First full-British F-35B aerial refueling takes place over South Carolina

UK’s F-35B Lightning jets which will be operated by the Royal Navy and Air Force recently achieved another first in their preparation for operations in UK skies.

The Royal Navy has now shared photos of what it says is a first “full-British” aerial refueling of F-35B jets.

To travel 4,134-miles across the Atlantic Ocean from the US Marine Corps’ base at Beaufort in South Carolina to RAF Marham in East Anglia, where they will be stationed, the jets will have to take on fuel from aerial refueling tankers, more than once.

So the RAF dispatched one of its Voyager tankers from 10 Squadron at Brize Norton to Cecil Airport in Jacksonville, Florida, to practice refueling maneuvers by day and night with the jets over the USA’s east coast.

It’s not the first air-to-air refueling with the F-35Bs but it is the first crewed entirely by the RAF.

Two RN and two RAF Lightning IIs manouevred into position to take on fuel – inserting the nozzle of their fuel intake (the probe), into the funnel-shaped drogue which delivers that fuel.

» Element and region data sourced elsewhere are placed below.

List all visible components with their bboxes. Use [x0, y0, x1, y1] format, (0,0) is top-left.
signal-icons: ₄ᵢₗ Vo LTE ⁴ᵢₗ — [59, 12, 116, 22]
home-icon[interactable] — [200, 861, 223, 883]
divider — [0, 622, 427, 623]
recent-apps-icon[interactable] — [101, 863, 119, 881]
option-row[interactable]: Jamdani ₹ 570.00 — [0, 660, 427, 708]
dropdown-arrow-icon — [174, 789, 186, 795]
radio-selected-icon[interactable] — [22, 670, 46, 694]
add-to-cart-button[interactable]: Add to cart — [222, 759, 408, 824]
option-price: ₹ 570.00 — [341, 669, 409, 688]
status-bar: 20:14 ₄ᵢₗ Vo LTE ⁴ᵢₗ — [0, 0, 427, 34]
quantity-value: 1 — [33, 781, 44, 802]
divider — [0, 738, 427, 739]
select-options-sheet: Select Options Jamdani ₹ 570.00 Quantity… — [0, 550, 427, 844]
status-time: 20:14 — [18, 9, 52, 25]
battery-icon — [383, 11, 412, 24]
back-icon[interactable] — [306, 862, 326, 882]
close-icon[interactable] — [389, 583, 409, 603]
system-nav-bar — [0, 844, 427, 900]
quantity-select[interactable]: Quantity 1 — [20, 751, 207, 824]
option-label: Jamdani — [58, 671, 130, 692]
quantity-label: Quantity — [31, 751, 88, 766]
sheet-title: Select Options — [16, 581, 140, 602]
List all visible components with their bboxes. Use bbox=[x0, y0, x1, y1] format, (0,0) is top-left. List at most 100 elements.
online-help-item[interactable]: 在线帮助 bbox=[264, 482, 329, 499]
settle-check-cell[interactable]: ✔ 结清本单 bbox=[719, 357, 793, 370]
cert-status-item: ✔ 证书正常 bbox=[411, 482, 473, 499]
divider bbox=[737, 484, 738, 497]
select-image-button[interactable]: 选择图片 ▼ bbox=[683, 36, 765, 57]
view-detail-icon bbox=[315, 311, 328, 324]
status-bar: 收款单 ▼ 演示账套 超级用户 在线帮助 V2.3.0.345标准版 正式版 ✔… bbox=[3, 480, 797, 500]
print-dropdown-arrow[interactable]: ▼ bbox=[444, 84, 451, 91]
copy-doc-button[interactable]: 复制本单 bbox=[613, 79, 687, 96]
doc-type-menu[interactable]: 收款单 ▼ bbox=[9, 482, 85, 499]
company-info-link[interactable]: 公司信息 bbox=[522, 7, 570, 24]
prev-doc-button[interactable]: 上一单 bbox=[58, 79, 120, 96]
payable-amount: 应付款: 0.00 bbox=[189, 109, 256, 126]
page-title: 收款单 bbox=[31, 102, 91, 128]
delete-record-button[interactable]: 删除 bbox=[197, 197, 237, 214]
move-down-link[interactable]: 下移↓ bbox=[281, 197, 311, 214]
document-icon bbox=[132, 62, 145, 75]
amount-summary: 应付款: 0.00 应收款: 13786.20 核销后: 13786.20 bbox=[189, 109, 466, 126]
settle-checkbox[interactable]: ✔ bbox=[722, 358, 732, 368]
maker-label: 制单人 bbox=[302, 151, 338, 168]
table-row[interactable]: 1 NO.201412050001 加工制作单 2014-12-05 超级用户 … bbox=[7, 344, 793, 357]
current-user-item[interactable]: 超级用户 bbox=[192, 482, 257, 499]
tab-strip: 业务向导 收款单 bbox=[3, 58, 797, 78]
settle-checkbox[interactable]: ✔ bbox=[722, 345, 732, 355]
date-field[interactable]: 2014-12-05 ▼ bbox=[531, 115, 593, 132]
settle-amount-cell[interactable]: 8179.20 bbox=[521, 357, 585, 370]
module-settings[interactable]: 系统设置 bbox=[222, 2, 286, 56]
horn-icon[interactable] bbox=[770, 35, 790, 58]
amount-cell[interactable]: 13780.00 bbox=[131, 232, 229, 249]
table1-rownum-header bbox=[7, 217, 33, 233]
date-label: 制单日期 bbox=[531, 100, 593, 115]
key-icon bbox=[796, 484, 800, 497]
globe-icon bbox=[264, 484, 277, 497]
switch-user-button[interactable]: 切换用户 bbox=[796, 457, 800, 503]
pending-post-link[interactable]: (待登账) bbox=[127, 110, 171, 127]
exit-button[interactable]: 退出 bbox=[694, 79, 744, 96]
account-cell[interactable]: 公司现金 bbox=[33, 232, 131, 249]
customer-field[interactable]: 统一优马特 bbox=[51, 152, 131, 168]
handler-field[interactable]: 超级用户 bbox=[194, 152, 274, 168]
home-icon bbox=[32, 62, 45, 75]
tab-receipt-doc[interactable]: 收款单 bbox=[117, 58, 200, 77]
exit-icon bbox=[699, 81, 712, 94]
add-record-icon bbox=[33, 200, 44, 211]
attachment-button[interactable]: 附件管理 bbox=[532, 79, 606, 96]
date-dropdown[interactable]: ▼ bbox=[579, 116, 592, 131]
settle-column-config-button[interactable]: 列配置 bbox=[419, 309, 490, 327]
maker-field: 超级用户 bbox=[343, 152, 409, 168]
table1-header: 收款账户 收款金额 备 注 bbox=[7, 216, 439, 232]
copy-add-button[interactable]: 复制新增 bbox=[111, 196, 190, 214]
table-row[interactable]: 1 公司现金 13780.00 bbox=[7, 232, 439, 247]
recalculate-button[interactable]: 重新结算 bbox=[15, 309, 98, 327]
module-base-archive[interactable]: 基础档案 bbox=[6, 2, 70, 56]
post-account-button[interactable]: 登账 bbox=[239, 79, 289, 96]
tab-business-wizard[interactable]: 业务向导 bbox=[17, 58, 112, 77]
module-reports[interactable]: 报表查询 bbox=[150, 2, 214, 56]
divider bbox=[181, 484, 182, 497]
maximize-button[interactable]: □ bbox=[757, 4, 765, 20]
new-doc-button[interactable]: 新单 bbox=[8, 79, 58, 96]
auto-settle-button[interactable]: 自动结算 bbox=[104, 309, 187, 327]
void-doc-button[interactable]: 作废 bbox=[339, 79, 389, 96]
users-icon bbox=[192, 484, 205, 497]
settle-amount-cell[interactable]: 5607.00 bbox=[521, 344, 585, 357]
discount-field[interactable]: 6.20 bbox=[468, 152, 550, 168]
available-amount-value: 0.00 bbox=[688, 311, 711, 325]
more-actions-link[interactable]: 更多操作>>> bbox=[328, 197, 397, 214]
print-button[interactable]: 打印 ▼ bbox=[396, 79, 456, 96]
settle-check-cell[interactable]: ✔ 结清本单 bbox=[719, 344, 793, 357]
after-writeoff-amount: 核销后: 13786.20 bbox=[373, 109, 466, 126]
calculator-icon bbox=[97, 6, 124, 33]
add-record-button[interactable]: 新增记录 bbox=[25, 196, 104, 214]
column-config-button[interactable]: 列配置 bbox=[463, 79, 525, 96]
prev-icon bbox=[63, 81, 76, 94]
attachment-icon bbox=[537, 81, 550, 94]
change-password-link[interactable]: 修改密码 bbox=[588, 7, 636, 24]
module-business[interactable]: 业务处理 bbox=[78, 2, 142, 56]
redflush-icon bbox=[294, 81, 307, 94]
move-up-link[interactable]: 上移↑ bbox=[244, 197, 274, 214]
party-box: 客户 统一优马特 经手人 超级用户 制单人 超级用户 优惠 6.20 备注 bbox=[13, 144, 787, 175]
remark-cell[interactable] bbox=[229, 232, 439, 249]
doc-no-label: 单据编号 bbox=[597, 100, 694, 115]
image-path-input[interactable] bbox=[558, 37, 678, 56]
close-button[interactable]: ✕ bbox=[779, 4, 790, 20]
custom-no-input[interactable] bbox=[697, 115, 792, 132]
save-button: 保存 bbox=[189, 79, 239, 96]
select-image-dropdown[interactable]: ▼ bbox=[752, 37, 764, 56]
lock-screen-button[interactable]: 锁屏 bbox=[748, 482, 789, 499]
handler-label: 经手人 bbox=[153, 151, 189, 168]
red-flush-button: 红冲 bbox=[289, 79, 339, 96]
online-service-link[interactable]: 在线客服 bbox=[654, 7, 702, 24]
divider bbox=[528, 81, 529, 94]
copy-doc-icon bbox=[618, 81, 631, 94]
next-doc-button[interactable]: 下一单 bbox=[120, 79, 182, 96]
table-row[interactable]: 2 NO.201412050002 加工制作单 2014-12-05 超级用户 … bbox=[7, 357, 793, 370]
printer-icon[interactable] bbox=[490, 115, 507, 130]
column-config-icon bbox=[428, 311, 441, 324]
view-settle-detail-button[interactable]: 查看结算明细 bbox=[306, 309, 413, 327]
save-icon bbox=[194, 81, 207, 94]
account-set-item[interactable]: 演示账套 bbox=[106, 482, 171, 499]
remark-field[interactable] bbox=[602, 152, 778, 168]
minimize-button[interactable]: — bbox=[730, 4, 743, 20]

The tanker – a modified Airbus 330 airliner – can pump as much as 132,000lb of fuel over a five hour mission, or enough fuel to fill an F-35B’s tank nine times.

The coming few months mark a key period in the rebirth of Britain’s carrier strike force. As well as 617 Sqn debuting at Marham, in the late summer HMS Queen Elizabeth will conduct her first trials with the new aircraft off the east coast of the USA.

Training on the multi-million pound jets will remain Stateside, but the UK’s front-line F-35 squadrons – firstly 617 Sqn RAF, later 809 NAS – will operate from Marham, each with mixed RN/RAF air and ground crew.